Liberdade de expressão

Entrou em vigor, em 12 de novembrodo ano corrente, a Lei Federal nº 13.188, a qual dispõe, em seu artigo 2º, que “Ao ofendido em matéria divulgada, publicada ou transmitida por veículo de comunicação social é assegurado o direito de resposta ou retificação, gratuito e proporcional ao agravo.”.
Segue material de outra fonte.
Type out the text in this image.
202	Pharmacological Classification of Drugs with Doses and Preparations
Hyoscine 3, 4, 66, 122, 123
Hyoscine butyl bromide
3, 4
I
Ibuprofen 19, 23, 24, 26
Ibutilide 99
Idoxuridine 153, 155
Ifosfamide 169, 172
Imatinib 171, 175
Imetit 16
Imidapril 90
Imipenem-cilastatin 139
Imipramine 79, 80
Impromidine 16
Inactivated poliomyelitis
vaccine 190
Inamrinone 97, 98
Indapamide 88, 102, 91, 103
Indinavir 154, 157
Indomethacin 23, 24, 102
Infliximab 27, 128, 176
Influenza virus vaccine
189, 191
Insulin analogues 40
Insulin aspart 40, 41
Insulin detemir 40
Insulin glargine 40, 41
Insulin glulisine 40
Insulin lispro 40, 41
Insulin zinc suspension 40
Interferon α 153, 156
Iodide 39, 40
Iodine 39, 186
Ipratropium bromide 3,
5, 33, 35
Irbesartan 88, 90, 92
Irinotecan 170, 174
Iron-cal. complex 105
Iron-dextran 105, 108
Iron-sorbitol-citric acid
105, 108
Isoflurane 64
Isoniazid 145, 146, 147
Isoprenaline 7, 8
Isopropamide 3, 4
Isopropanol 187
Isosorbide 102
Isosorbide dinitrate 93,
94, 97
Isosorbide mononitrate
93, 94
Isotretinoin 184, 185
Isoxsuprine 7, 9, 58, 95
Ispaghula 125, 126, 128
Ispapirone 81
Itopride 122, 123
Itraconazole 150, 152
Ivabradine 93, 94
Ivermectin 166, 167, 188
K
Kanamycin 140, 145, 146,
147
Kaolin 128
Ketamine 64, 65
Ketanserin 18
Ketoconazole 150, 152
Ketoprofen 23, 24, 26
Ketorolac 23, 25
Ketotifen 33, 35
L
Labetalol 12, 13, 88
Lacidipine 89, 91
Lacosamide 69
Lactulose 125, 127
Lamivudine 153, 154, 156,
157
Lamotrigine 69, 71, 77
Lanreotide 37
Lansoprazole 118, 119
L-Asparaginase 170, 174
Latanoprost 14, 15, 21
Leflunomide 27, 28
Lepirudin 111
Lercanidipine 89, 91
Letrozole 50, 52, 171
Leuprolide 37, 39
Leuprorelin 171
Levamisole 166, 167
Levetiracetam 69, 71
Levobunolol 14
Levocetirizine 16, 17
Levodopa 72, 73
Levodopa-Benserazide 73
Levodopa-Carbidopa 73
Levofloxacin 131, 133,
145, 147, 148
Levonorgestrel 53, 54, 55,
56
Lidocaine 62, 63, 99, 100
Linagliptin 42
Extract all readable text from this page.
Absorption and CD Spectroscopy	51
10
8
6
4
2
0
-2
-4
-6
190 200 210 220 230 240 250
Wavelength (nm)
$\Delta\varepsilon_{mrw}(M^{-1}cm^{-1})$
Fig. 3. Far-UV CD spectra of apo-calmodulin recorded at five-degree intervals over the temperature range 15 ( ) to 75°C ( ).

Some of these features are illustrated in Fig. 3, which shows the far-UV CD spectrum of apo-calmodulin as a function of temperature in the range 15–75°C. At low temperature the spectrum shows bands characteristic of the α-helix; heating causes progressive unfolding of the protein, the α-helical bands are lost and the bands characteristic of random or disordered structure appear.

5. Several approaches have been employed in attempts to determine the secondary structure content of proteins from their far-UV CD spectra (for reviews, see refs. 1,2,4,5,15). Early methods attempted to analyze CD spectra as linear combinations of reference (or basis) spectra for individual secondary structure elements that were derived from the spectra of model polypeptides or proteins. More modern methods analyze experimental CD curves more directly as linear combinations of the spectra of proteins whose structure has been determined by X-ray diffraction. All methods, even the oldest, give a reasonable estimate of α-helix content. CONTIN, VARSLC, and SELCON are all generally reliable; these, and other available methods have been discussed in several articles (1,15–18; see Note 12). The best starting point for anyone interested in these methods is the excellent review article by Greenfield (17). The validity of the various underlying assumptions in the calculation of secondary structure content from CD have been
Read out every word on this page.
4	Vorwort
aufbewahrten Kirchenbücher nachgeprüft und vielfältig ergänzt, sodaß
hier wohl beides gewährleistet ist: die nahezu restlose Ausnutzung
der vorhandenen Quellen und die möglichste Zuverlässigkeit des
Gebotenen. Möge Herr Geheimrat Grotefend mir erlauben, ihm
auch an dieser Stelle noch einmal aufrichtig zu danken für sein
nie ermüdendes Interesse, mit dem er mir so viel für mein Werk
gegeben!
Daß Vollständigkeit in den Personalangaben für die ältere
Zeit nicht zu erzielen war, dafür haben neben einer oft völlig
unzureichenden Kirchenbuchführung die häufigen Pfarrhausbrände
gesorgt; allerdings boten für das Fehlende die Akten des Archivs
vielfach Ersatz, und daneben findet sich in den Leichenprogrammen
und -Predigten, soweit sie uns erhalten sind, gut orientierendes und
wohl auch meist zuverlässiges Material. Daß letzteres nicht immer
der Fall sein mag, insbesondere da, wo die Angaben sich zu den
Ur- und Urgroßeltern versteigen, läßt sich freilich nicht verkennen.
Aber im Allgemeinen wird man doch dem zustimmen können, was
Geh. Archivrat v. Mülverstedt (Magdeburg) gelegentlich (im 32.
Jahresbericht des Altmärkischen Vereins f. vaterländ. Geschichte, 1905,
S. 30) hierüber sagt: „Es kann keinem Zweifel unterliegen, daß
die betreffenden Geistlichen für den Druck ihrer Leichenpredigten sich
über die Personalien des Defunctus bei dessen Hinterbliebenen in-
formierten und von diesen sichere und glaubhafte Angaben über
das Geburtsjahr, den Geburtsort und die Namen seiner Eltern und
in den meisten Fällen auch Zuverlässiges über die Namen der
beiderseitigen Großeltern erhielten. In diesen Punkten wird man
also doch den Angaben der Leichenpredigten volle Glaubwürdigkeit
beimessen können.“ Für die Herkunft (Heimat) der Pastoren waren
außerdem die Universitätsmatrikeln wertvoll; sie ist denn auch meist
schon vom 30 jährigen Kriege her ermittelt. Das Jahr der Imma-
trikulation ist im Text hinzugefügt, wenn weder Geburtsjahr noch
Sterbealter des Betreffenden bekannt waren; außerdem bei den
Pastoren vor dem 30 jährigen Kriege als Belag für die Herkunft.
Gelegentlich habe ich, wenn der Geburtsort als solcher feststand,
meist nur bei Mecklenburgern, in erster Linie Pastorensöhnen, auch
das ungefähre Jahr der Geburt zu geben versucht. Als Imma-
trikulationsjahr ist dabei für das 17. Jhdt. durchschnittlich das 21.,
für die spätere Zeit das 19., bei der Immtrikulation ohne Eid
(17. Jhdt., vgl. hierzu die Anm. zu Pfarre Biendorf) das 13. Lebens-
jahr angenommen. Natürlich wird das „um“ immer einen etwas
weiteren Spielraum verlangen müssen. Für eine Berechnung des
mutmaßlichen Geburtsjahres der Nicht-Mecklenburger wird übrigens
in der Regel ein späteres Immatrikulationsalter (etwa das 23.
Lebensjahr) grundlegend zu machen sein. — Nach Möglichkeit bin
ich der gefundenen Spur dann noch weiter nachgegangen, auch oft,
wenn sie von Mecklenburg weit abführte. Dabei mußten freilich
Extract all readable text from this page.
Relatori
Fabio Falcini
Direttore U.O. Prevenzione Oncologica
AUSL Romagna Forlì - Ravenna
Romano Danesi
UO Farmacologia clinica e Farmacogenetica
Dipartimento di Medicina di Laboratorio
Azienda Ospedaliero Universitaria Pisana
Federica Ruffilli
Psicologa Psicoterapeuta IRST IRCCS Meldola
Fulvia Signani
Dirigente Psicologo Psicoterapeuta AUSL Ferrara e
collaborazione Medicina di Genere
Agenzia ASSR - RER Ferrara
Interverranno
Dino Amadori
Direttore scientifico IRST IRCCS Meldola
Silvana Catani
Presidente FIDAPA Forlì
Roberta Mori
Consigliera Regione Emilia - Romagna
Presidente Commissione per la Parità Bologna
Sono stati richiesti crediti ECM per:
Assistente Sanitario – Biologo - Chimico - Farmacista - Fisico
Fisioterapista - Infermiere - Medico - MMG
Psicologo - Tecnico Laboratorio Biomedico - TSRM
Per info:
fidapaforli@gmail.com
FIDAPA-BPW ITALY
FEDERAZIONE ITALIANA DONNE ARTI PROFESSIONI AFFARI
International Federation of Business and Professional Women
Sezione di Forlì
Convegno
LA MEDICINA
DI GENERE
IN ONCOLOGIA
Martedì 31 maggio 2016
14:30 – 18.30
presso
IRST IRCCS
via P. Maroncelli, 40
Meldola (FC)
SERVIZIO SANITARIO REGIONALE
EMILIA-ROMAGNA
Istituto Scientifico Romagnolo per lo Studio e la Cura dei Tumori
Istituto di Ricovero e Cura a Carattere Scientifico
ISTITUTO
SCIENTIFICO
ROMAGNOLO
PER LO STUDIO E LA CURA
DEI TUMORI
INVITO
O mérito do recente diploma legal é o de, suprindo o vácuo deixado pela antiga Lei de Imprensa, declarada inconstitucional pelo Supremo Tribunal Federal em abril de 2009, regulamentar a forma e os prazos relativos ao direito de resposta ou retificação.

Todavia, a Lei nº 13.188/15 pecou ao não especificar o que são “ofensas” passíveis de retratação, retificação ou resposta, pois a exposição da verdade nunca será bem-vinda para os criminosos, neles incluídos os assassinos, os corruptores e os corrompidos. “Sentir-se ofendido”, simplesmente, mostra-se um conceito vago e perigoso.

Nunca é demais lembrar que é irrenunciável papel da Imprensa, em uma Nação livre, trazer a lume os fatos que interessam à sociedade, por mais escabrosos que sejam, devendo abster-se tão somente de informações equivocadas, precipitadas ou abusivas.

Não merece ser tolhida a liberdade de opinião dos críticos literários, políticos, econômicos, desportivos e jurídicos quando o contexto for de respeito e de moderação, sem malferimento do princípio da inocência e dos direitos de personalidade.

Assim, quando não houver erros significativos, invenção ou deturpação da realidade pelos meios de comunicação, a lei deverá ser interpretada restritivamente, em reverência à liberdade de expressão prevista nos arts. 5º, IX, 216, I, e 220, §§1º e 2º, da Constituição Federal, evitando que o direito de resposta seja banalizado ou utilizado como forma de ameaça às conquistas democráticas da Imprensa e do povo brasileiro.